Hay escenas que ilustran su temple. Una, por ejemplo, podría ser la de la noche que supo que su primer anhelo presidencial se derrumbaba. Tenía 42 años y era 2014. Massa había armado su propio partido, el Frente Renovador, ya no liberal, tampoco exclusivamente peronista, sino de centro, bajo la idea de “la ancha avenida del medio”. Con esa fuerza política se enfrentó sobre todo a Cristina Fernández de Kirchner, la actual vicepresidenta, que fue su jefa política en 2008 y 2009, antes de que él diera un portazo y acusara al kirchnerismo de “corrupto” (mucho antes de la reconciliación que los volvió a unir en el gobierno y en la campaña incansable que él quiere coronar con la banda presidencial el próximo 10 de diciembre). El propio Massa cuenta que el 31 de diciembre de 2014, después del brindis de Año Nuevo, se fue a dormir con encuestas que le aseguraban que él sería el próximo presidente de los argentinos. “Meses después, el 28 de abril de 2015, el día de mi cumpleaños, me desperté con una encuesta que decía que no salía ni cuarto. Pero no me bajé de la carrera. No me enojé. Me enfoqué”. Massa suelta las frases en una entrevista con Tomás Rebord, en su programa de streaming El Método Rebord, como si fuera coach de superación personal. No le pregunta al entrevistador si entiende lo que le quiere decir; el gesto que hace es una versión menos corrosiva y más cómplice de esa misma pregunta: después de cada frase rimbombante, inclina la cabeza, aprieta los labios y hace una especie de chasquido. Es su manera de subrayar lo importante, como cuando dice: “Yo ya choqué muchas veces. Me fue bien, me fue mal. Fui el héroe de la política argentina. Después, me transformaron en el nadie de la política argentina. Fui nadie”, aprieta los labios, chasquea. Le gusta esa idea. En las PASO del 25 de octubre de 2015, el Frente Renovador sacó apenas 21.39% de los votos. Quedó afuera. Esa noche, sentado en la cabecera de una mesa larga, en el piso diecisiete de un edificio del Tigre, el privilegiado barrio donde vive ahora y donde tenía su base de operaciones, no se enojó, se enfocó: “Tranquilos, ahora mueven las negras”, le dijo a su equipo de campaña.
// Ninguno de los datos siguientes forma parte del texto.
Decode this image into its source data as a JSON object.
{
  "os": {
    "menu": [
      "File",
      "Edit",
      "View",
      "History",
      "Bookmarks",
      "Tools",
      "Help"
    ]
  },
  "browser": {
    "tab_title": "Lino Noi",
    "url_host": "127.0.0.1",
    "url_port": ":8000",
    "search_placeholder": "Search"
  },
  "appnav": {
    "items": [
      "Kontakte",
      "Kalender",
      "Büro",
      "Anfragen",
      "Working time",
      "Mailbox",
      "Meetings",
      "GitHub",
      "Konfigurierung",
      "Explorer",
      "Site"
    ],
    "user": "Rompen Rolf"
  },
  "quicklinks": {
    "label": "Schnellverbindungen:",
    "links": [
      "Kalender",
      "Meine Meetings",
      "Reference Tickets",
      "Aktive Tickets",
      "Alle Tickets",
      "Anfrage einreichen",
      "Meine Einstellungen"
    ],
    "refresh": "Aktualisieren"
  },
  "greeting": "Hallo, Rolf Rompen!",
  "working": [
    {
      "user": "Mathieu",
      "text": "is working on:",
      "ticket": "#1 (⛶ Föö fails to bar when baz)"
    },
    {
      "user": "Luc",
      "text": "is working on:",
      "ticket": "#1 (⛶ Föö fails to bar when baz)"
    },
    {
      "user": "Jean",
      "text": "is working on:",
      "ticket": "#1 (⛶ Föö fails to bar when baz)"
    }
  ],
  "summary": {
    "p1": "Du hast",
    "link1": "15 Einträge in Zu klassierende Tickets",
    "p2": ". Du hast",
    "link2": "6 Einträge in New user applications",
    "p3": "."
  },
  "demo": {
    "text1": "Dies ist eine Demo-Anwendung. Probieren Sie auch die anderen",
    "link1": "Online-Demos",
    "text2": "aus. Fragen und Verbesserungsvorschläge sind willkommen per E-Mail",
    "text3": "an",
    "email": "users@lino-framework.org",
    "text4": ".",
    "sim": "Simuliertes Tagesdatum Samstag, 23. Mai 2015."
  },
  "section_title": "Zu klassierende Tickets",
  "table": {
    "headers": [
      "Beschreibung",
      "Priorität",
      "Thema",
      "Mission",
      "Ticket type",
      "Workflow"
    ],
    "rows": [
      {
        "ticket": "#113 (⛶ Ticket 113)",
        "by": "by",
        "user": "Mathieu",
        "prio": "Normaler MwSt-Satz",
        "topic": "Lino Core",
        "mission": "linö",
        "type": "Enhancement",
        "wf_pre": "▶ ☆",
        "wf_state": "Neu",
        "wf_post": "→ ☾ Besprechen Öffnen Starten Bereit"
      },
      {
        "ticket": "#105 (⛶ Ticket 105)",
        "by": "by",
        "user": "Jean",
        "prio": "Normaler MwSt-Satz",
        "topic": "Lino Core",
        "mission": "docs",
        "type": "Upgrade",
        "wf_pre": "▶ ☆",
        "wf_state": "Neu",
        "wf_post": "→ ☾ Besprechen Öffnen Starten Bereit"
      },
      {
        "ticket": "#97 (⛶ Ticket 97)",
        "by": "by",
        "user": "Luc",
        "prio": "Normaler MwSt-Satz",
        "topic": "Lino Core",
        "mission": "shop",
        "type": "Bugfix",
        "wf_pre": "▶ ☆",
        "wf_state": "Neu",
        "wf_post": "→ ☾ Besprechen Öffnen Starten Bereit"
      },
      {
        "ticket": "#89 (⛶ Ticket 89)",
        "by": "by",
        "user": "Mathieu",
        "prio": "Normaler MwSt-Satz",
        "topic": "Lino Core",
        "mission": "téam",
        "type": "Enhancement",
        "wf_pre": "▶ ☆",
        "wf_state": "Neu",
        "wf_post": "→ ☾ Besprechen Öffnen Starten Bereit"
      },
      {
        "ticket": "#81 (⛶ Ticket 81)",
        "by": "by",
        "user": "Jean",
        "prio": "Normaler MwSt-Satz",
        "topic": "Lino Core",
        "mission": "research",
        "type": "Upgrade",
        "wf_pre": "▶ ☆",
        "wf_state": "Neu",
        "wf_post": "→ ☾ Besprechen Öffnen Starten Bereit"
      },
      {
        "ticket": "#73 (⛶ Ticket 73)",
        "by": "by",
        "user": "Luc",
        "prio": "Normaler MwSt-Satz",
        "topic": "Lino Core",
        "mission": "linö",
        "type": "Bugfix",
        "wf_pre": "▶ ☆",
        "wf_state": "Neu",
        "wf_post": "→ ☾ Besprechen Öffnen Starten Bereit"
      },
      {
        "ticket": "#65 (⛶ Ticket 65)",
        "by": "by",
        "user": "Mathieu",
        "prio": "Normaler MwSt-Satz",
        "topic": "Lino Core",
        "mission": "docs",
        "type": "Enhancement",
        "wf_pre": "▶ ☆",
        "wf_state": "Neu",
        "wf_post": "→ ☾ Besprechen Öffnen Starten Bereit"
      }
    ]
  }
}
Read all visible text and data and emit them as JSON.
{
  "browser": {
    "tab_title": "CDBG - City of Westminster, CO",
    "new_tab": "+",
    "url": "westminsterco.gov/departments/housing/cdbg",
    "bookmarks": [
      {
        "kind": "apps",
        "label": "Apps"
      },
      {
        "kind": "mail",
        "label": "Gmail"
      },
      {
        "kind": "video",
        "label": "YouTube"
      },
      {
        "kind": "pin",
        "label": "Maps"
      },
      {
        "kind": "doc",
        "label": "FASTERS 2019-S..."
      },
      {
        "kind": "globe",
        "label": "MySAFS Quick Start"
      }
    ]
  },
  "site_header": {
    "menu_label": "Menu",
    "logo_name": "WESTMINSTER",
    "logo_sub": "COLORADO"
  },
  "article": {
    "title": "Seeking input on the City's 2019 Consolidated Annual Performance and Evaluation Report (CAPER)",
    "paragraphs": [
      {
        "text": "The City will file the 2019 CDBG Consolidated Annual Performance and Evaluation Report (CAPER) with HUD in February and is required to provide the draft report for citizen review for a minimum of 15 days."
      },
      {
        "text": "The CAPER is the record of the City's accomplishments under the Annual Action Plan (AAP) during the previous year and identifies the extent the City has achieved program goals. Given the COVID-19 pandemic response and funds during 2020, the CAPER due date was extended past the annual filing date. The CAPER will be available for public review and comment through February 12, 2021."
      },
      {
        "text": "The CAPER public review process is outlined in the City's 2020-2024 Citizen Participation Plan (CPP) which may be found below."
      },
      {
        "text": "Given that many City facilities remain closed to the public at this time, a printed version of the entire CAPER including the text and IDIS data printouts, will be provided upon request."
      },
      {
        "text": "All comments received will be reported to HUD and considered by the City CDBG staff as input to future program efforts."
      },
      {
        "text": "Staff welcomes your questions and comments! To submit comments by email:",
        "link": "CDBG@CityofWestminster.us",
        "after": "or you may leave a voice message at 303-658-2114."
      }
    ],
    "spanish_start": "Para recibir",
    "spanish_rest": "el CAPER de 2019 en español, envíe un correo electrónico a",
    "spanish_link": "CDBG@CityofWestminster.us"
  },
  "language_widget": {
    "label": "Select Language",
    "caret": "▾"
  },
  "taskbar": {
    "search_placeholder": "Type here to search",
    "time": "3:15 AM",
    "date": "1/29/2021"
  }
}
“Yo ya choqué muchas veces. Me fue bien, me fue mal. Fui el héroe de la política argentina. Después, me transformaron en el nadie de la política argentina. Fui nadie”, aprieta los labios, chasquea. Le gusta esa idea.
La otra escena es mucho más reciente. Massa forma parte del actual gobierno de Alberto Fernández y Cristina Fernández de Kirchner desde el principio. Entró como un socio menor pero necesario al Frente de Todos, el partido que en 2019 los juntó y los llevó al poder, y que ahora se llama Unión por la Patria. En el reparto, quedó como presidente de la Cámara de Diputados y desde ahí esperó el momento de mover sus fichas. La oportunidad llegó durante el invierno de 2022, una temporada caótica para el país. Corrida bancaria, temor de los mercados, remarcación de precios, inflación, el ascenso del dólar blue —esa cotización paralela, no oficial, que desvela a los argentinos—, y un presidente y su vice en un cortocircuito y sin diálogo. El ministro de Economía de ese momento se llamaba Martín Guzmán. Cuestionado desde adentro y desde afuera del gobierno, el 2 de julio, Guzmán renunció a través de un mail enviado en el mismo momento en que Cristina participaba como oradora principal de un acto homenaje a Perón. Fue una puñalada.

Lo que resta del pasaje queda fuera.